The story begins by sketching the childhood of two girls living at a time when Afghanistan’s decline had just begun. Vivid as it unfolds, the initial part of the story becomes a victim of this slow unraveling and threatens to reduce to a drag. As if the author himself realized this, the subsequent events of the story occur at a rapid pace. The author explores the brutality of those times in Afghanistan and the helplessness of those stuck in the crossfire of destiny and rocket shells of the mujahedeen. But it’s here where one would find the author slip off the path of reason. The muteness of Laila, one of the characters, is puzzling. She is shown to be an intelligent girl and gives ample examples of her reasoned approach towards life. But at times when one would expect her to rise to occasion, her deflating and frustrating response befuddles the reader.
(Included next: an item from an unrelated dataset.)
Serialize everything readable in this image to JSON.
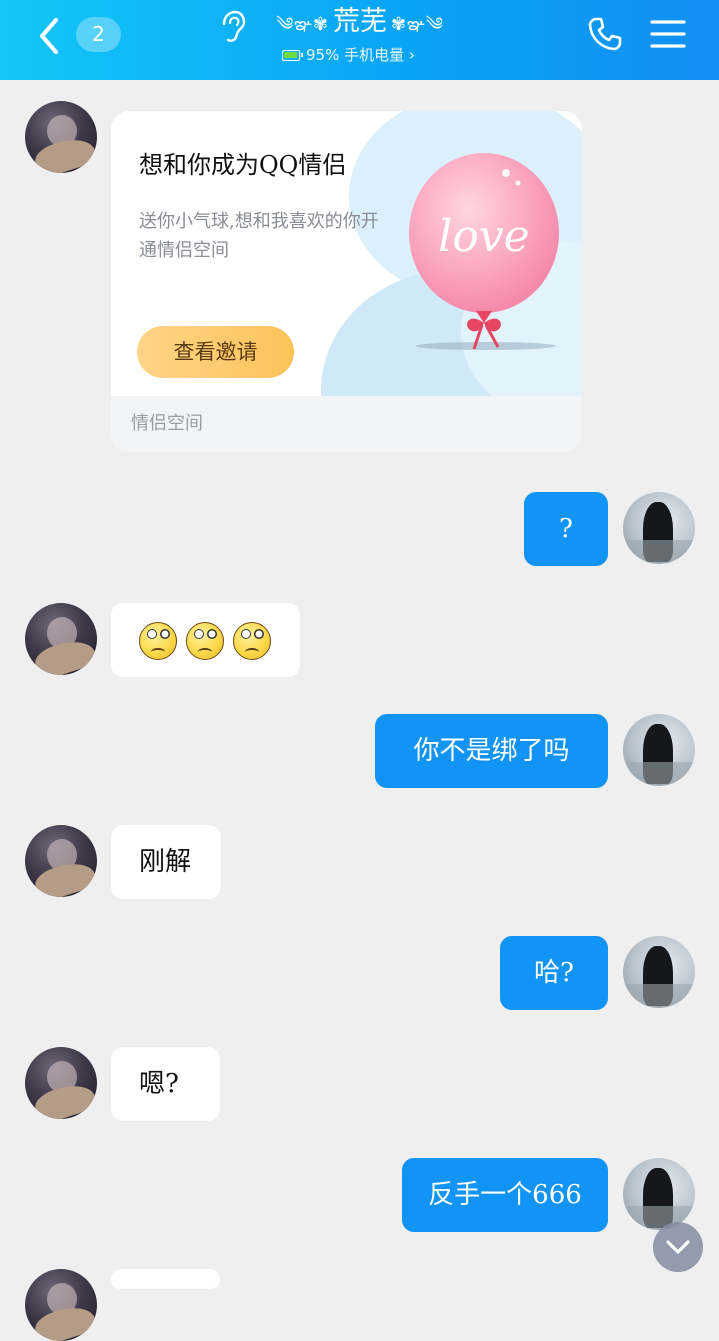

The author successfully manages to arrest the attention of the reader by delving deep into the pathos of the time; his juxtaposition of a hitherto progressive and peaceful Afghanistan with that of a now unrecognizable, broken, brutal entity that it had become is stark and hits you with the force it intended to begin with, but one can’t miss a deliberate attempt to prolong the misery of the characters in the story.

The story pales in comparison with The Kite Runner.
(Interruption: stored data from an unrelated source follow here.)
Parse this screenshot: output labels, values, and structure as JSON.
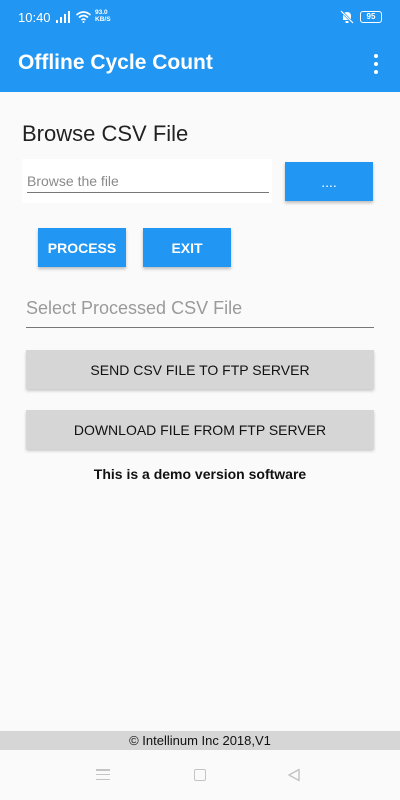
{
  "status_bar": {
    "time": "10:40",
    "speed_value": "93.0",
    "speed_unit": "KB/S",
    "battery": "95"
  },
  "app_bar": {
    "title": "Offline Cycle Count"
  },
  "browse": {
    "heading": "Browse CSV File",
    "input_placeholder": "Browse the file",
    "input_value": "",
    "browse_button_label": "...."
  },
  "actions": {
    "process_label": "PROCESS",
    "exit_label": "EXIT"
  },
  "processed": {
    "placeholder": "Select Processed CSV File"
  },
  "ftp": {
    "send_label": "SEND CSV FILE TO FTP SERVER",
    "download_label": "DOWNLOAD FILE FROM FTP SERVER"
  },
  "demo_notice": "This is a demo version software",
  "footer": "© Intellinum Inc 2018,V1",
  "colors": {
    "primary": "#2196f3",
    "button_grey": "#d6d6d6"
  },
  "icons": [
    "signal-icon",
    "wifi-icon",
    "mute-icon",
    "battery-icon",
    "overflow-menu-icon",
    "nav-menu-icon",
    "nav-home-icon",
    "nav-back-icon"
  ]
}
Both the stories are telling the troubled times of Afghanistan but The Kite Runner is refreshingly subtle. To be fair, the approach of the stories cannot be held as a reason for critique – one chooses subtleness over candor while the other chooses to pull the motif to forefront and is more direct. But it’s the déjà vu that disappoints as one starts to flip through the pages hoping each time something different to show up from the author.

This second novel makes Khaled look so formulaic. The narrative of both of his works follows the same cadence – a slow, descriptive start, which revisits the good old times and lays the foundation for the cruel contrast that is to come later, a rapid declension into the pit of sorrow, and a hopeful, reconciliatory resurface towards the end. But despite this predictable approach, the author walks away with credit for the eloquence in describing the sadness he builds about his characters. So persuasive is he that one waxes and wanes along with the characters.

A thousand…suffers under the weight of a very successful work coming previously from the same author. Also, there is an attendant predicament here, which is that if one was to read A thousand… first and then pick The Kite Runner, one might run the risk of under appreciating a fine work like The Kite Runner. The criticism offered could be same as presented above - that of repetitiveness. Though one does appreciate A thousand… for painting a picture of the utter loss that humanity has suffered in Afghanistan, as a work of literature it would not find a place alongside The Kite Runner.